The tone of our protests

Imlisanen Jamir

On November 30, a rally was undertaken by the Naga Students’ Federation to protest against the Citizenship (Amendment) Bill. Two effigies were burned at stakes in the state capital Kohima.


Were they supposed to represent illegal immigrants? Or did they represent an uncouth yet symbolic protest against the tenets of the said bill? And does a differentiation on this really matter?


With a Joint Parliamentary Committee on the Citizenship (Amendment) Bill scheduled to submit its report very soon, the aforesaid bill is causing worry. And arguments that foster this worry are admittedly based on realities that Nagaland and its neighbouring states face.

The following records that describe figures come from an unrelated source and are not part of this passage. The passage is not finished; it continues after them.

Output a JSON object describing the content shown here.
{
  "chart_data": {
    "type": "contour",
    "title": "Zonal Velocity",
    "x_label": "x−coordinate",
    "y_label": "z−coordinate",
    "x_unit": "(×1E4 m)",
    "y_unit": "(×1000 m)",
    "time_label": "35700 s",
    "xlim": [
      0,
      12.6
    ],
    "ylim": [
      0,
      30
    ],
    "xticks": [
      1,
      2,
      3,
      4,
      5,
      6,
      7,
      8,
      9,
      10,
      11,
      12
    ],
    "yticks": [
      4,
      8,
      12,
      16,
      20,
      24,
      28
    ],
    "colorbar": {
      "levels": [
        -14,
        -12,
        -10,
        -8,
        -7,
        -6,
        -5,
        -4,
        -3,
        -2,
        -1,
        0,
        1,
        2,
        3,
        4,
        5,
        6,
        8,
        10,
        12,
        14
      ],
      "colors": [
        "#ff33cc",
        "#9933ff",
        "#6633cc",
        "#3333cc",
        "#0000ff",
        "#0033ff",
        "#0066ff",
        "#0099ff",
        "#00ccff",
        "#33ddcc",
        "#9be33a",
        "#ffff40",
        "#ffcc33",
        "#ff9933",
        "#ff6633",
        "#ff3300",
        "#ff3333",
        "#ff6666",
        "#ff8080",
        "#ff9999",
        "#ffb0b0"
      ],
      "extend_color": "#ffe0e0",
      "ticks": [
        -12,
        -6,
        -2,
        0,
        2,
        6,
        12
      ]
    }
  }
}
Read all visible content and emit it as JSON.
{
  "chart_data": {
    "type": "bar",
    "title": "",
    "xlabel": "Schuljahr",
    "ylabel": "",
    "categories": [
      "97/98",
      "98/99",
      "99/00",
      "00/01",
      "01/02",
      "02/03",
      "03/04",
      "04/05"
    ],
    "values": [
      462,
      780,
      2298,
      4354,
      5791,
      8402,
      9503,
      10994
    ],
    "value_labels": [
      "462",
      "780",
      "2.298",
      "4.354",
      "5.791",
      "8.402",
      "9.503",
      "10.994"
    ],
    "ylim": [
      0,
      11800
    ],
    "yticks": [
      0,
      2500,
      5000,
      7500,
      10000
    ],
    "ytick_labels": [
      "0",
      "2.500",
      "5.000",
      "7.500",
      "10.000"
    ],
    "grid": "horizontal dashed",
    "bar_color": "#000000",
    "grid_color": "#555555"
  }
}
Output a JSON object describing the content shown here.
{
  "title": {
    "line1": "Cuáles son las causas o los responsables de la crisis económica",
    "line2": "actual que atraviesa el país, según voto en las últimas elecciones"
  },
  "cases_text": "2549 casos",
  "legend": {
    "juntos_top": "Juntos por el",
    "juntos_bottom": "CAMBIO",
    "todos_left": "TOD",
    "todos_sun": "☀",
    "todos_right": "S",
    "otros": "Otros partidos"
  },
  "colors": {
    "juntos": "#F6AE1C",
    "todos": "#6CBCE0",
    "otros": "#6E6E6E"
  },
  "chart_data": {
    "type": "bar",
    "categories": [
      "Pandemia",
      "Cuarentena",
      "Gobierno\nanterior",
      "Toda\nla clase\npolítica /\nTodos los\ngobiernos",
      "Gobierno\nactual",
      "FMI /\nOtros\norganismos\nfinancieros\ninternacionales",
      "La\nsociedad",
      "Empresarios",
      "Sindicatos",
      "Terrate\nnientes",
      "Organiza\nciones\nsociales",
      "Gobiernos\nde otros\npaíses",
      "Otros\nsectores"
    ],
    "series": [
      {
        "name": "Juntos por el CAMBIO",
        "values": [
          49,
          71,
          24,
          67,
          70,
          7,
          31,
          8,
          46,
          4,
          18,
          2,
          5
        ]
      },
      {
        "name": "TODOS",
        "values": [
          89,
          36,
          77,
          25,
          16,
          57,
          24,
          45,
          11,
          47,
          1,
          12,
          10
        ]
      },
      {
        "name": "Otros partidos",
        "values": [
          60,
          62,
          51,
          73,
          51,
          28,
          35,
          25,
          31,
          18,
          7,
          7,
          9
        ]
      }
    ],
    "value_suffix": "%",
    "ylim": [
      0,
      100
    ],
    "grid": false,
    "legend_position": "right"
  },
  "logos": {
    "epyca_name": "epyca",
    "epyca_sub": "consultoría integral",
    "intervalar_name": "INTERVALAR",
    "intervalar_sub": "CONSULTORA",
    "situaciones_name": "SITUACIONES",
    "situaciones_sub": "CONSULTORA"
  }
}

The North East has had a long history of conflict and tragedy caused by its inability to deal with unchecked immigration across state and international borders. In Nagaland, there is definitely truth to the arguments that the state’s economy is being dominated by non Naga communities; and many a times they happen to be people who’ve entered the state or the country through dubious means.


In this backdrop, the Citizenship (Amendment) Bill’s objective to remove the tag of ‘illegal migrants’ from members of minority communities — Hindus, Sikhs, Buddhists, Jains, Christians and Parsis — from Pakistan, Bangladesh and Afghanistan, who have entered the country without legal documentation or whose documents have expired, is understandably drawing angry reactions from several civil society organisations.


The angry protest which witnessed effigy burnings also slated the Nagaland State Government’s apparent ‘wait and watch’ policy in the bill; which according to some civil society organisations portrays an image that the state is in agreement with the implementation of the bill.


While the state government has been relentless in its rhetorical efforts to deal with the issue of illegal immigration, ground realities tell a different story. This letdown to bring about any comprehensive means to address the issue has given space to protests featuring voices, sometimes considered and other times brash and dangerous.


When we see images like the ones seen on November, they should serve as reminder that our actions to address the illegal immigration issue should be principled and steered through a prism of conscience—not necessarily a religious one but one based on common human feeling. In an age of unfiltered platforms—a requirement for true freedom of expression— it is important to recognize that these platforms also bring out the best and worst of humanity.


It is wrong to silence voices, even those which have prejudiced and xenophobic undertones. But history has taught us to be wary of the same language and arguments which we see in some corners of Nagaland’s immigration debate.


Prejudiced sentiments have a precedent of always being exploited by demagogues, resulting in tragic consequences.